A hot wire makes for efficient use of stockpile. “If you turn 100 cows on 100 acres of stockpile, they will stomp half of it into the ground. Opening a narrow strip allows the herd to graze, and not waste, grass.
“You can keep moving the hot wire down the field,” Sexten added. “You don’t need to back fence the strips.”
At the current cost of DDGS, fall grass is a less expensive supplement for the winter hay.
Sexten also told how he uses a grazing wedge to inventory and monitor grazing paddocks at the MU Beef Research Farm, Columbia. Beef producers are now using the software, available on the MU website, to visualize how much forage is available in all paddocks.

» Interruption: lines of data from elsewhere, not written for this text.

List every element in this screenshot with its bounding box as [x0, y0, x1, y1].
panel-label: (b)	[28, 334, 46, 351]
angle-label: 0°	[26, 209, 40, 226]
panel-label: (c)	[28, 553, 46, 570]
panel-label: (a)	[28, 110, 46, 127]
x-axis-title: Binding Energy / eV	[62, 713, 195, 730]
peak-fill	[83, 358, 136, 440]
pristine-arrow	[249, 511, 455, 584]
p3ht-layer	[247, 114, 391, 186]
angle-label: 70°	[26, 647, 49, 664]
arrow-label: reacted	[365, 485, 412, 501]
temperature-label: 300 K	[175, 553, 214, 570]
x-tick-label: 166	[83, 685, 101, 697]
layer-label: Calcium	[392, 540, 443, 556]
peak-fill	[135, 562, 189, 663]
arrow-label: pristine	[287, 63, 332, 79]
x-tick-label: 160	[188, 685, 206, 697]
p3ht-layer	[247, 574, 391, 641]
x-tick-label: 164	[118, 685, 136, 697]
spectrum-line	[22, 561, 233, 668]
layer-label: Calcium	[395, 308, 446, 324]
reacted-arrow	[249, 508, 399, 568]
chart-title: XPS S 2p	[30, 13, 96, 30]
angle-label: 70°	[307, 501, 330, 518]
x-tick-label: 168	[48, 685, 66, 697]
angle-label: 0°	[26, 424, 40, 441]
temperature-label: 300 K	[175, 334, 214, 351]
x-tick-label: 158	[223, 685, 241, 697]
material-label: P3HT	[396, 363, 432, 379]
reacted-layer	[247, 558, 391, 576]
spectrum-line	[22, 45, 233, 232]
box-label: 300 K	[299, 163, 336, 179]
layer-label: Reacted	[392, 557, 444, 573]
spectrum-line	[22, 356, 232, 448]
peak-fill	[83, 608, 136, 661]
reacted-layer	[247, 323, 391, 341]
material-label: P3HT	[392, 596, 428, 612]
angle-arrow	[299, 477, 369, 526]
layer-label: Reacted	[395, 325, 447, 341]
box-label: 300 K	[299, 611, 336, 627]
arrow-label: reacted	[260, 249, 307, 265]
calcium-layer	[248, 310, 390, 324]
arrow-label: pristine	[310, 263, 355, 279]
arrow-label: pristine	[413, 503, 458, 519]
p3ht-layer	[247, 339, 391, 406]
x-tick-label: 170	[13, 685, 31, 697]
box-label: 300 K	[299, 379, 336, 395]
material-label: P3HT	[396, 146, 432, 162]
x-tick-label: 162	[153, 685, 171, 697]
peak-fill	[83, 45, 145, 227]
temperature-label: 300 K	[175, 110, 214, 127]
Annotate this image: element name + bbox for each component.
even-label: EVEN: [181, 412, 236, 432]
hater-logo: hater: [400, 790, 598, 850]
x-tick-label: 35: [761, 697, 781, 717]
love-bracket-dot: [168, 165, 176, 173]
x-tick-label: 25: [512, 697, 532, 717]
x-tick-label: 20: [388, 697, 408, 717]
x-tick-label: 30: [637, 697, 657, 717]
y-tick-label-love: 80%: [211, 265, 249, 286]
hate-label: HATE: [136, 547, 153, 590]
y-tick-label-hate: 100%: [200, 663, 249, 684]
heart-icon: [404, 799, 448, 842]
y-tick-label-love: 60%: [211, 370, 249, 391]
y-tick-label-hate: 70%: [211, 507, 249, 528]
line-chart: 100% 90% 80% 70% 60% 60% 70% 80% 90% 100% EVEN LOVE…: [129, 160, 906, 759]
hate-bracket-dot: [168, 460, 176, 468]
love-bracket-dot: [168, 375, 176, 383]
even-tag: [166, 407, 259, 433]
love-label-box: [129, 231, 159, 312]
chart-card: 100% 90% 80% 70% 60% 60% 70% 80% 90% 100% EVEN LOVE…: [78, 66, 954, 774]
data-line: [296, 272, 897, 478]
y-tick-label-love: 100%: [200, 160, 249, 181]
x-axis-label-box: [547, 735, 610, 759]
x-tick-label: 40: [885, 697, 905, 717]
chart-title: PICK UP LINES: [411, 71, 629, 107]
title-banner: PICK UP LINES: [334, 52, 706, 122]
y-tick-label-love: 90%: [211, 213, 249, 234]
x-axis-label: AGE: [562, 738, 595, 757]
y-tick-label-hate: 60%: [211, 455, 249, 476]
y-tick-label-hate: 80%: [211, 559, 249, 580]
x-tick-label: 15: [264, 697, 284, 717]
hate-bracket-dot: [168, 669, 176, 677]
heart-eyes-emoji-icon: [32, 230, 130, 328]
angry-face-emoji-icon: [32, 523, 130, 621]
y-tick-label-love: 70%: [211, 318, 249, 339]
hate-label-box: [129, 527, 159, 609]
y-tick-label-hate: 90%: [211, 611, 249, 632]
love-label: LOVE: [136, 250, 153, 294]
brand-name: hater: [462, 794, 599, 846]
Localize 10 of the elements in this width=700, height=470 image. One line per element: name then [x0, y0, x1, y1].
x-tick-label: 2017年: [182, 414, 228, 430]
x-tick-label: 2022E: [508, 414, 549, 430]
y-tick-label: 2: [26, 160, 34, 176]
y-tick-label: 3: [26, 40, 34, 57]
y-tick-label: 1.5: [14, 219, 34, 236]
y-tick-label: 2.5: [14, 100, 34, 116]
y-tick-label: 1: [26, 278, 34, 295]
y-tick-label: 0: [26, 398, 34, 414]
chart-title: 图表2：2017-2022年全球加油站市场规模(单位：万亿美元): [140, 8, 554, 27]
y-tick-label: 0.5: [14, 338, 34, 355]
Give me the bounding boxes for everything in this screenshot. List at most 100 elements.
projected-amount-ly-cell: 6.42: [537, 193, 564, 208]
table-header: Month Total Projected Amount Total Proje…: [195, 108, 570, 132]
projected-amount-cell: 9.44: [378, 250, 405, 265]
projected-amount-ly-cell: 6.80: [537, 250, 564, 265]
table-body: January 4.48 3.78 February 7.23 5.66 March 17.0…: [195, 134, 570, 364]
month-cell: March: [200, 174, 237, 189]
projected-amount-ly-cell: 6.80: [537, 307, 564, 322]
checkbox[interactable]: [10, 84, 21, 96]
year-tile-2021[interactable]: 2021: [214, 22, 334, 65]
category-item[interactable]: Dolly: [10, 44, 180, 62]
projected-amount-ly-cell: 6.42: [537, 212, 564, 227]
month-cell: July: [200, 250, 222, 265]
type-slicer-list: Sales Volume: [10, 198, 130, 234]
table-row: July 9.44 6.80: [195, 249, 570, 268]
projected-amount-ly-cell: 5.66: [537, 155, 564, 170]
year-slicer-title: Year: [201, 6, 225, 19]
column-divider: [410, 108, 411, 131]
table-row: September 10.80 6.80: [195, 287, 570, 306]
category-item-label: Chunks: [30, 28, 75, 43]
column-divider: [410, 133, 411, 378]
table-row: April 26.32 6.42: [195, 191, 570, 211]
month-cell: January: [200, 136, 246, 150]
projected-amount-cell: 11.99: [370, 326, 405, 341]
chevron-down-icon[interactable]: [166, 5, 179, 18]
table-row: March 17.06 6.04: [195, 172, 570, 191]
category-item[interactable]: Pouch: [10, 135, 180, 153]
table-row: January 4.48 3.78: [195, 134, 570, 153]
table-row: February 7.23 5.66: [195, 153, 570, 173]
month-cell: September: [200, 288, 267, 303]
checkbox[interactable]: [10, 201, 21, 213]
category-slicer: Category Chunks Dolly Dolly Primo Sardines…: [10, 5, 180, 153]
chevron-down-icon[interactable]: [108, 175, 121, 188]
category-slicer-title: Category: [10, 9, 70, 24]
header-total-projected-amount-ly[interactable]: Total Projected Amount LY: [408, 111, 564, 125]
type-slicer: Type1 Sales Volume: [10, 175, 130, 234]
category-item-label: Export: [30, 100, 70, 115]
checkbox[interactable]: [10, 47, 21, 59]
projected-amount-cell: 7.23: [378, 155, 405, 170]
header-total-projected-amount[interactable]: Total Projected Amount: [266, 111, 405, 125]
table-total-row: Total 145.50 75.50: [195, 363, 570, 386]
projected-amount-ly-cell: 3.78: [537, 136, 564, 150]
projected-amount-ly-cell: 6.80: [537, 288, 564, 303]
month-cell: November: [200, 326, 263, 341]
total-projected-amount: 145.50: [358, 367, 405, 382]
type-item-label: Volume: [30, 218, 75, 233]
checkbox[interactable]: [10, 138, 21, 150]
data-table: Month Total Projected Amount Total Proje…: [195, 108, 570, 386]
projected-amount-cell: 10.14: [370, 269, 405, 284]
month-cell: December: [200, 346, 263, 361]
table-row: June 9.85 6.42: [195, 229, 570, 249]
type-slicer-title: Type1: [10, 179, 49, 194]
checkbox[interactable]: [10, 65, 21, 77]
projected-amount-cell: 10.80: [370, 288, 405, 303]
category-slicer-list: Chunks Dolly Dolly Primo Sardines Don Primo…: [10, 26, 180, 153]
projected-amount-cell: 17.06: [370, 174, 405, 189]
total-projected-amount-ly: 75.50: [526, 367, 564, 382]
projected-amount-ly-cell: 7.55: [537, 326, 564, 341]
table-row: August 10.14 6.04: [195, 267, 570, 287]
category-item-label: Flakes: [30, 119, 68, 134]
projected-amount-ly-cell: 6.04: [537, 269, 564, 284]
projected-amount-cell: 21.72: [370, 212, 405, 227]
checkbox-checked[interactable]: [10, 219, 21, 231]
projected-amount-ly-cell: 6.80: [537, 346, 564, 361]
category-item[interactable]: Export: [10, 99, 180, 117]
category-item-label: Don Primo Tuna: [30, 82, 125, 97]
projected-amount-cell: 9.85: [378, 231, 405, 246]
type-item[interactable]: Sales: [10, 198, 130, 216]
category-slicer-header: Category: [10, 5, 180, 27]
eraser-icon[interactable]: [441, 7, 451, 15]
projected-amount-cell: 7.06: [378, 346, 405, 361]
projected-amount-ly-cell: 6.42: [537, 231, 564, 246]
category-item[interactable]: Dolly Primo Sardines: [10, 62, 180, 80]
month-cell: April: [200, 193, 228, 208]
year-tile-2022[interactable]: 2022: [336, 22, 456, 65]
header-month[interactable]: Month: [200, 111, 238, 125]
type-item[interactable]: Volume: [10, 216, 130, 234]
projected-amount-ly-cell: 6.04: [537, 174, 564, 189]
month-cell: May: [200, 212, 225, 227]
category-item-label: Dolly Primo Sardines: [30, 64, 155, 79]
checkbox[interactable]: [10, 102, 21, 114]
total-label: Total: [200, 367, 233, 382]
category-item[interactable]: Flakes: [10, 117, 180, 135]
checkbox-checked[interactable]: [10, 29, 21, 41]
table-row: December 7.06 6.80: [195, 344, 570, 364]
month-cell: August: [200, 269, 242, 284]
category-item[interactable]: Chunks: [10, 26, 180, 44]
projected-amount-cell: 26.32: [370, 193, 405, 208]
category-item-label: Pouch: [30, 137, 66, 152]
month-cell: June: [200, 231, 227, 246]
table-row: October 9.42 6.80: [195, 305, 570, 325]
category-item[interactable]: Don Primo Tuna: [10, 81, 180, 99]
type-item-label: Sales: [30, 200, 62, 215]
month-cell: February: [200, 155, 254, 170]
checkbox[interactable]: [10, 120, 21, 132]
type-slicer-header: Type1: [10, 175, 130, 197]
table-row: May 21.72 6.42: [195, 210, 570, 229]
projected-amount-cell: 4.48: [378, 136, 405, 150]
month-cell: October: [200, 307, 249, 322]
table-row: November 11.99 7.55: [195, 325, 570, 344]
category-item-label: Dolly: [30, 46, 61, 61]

“The wedge shows how little grass is left in the last paddock grazed and how much is in the next paddock to be grazed,” Sexten said.
The graph should be a wedge. “If it is a flat line, that means all paddocks are overmature, or short on grass,” he added.
To see wedges, go to http://grazingbeef.missouri.edu.
After the tours, visitors returned to the Greenley barn for a free lunch. Early birds were treated to breakfast by the Missouri Corn Growers, a new event this year.
At lunch, Marc Linit, who oversees the Agricultural Experiment Station, said the centers and farms provide regional research for farmers across the state. All are part of the MU College of Agriculture, Food and Natural Resources.
Future field days include Aug. 23, Graves-Chapple Farm, Corning, Mo.; Aug. 24, Hundley-Whaley Farm, Albany, Mo.; Sept. 9, Southwest Center, Mount Vernon, Mo.; and Sept. 29, Forage Systems Research Center, Linneus, Mo. Details are on websites for each MU research farm.